The Final Storm - Jeff Shaara [82]
Welty said nothing, and Adams felt the familiar shivering, spreading out from inside his gut, his hands gripping the M-1. He rose up again with Welty, stared hard into the darkness, his night vision coming back, could smell the explosives, the dust. Welty tugged on his arm again, startling him.
“I can hear your teeth chattering. Sit. Keep the K-bar out. There could be more of them. They jump in here, cut ’em hard and fast!”
Adams obeyed, felt a strange calm from Welty, the mild-mannered man now taking charge. He shifted himself against the bottom of the foxhole, heard voices, the sergeant, the lieutenant, communicating in single words.
“Hurt?”
“None.”
“Morning.”
Adams translated, thought, we’ll see what the hell happened in the morning. God, Gridley’s hurt. We need his BAR. Somebody else will have to carry it. Maybe he’s not too bad.

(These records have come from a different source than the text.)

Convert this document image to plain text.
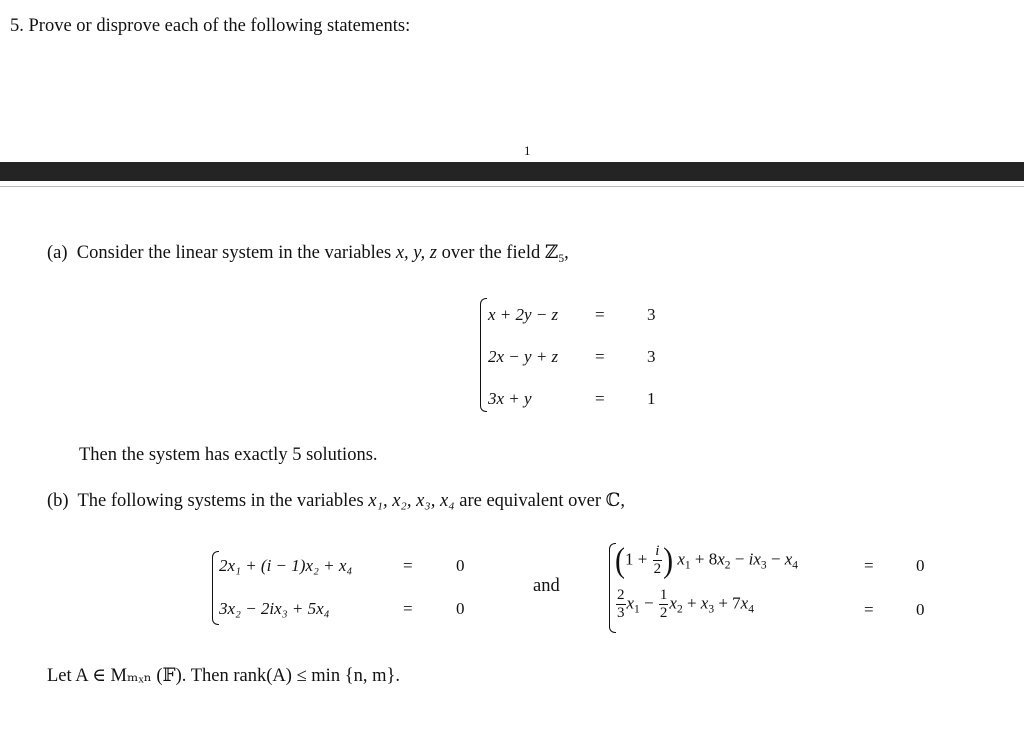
5. Prove or disprove each of the following statements:
1
(a) Consider the linear system in the variables x, y, z over the field ℤ$_5$,
x + 2y − z = 3
2x − y + z = 3
3x + y	= 1
Then the system has exactly 5 solutions.
(b) The following systems in the variables x₁, x₂, x₃, x₄ are equivalent over ℂ,
2x₁ + (i − 1)x₂ + x₄	=	0
3x₂ − 2ix₃ + 5x₄	=	0
and
($1 + \frac{i}{2}$ ) $x_1 + 8x_2 - ix_3 - x_4$	= 0
$\frac{2}{3} x_1 - \frac{1}{2} x_2 + x_3 + 7x_4$	= 0
Let A ∈ Mₘₓₙ (𝔽). Then rank(A) ≤ min {n, m}.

He gripped the K-bar knife hard in his left hand, kept it pointing upward, his right hand resting on the trigger guard of the M-1. The questions rolled through his brain. How many more? They gonna do this all night? Maybe we should shoot every now and then. What happens if they get the lieutenant? He stared ahead into black dark, glanced down toward Welty, could barely make out the shape of the man curled up beside him. He stared out again into the darkness, his brain working, feverish, every man in the platoon asking the same questions.
APRIL 13, 1945
DAWN
There had been no sleep for Adams, the night creeping past in an agonizing torrent of images, waking nightmares that skipped through his mind, scenes of blood and death, questions of what they would see in the light. The darkness had been alive with motion, his imagination playing terrifying games, dancing figures in the dark, small brush suddenly running away, then there again, unmoving. With the first hint of gray, he had cursed anxiously at the darkness to go away, felt desperate relief as the ground revealed itself. His vision increased by the minute and by the foot, finally to where Yablonski and Gridley lay, then farther, a dull shadow taking shape, more, until the images were no longer just in his mind. Beside Yablonski’s foxhole lay the dead soldier, blood all through his uniform, Yablonski’s manic work with the knife more efficient than it needed to be. In front of Adams lay another Japanese body, no more than twenty yards away. With more daylight the man’s dark form took shape, and Adams could see that the man had no head, everything above his shoulders a bloody mass of shredded cloth and skin. On both sides helmets were rising up, the rest of the platoon taking it in, the daylight erasing the nightmares. To the left, out in front of the next squad, he saw a third body, bareheaded, lying faceup, his arms twisted in some bizarre contortion, as though the man had tried to tie himself in a knot.
“Nobody move. Stay down in your damn holes! Remember those machine guns!”
The men to that side obeyed their sergeant’s command, even the most curious settling back into the ground. The talk began now.
“We got ’em!”
“Hell, I got him! He was right in front of me!”
“One got himself!”
Adams settled back into the hole, sat, saw Welty doing the same, the redhead now digging into his backpack.
“Chocolate bar? I got plenty.”
“No thanks. God, did you see the one right out front? What do you think happened?”
Welty looked at him, and Adams could see the man’s face, just enough light to show the reflection of his glasses. Welty said, “Seen it before. Jap goes to throw his grenade and the fuse goes off too soon. Blew his damn head off. Their grenades must be crap.”
“Wonder where he was throwing it?”
“Don’t. Doesn’t matter.”
“I saw three dead ones. Think there were more?”
“Yep.”
Welty ripped open the cardboard of the K ration box, scattered the contents beside him. He poked, appraising, said, “God, I could use some coffee.”
Adams felt grit in his mouth, his tongue like cotton.
“I need water. My canteens are empty.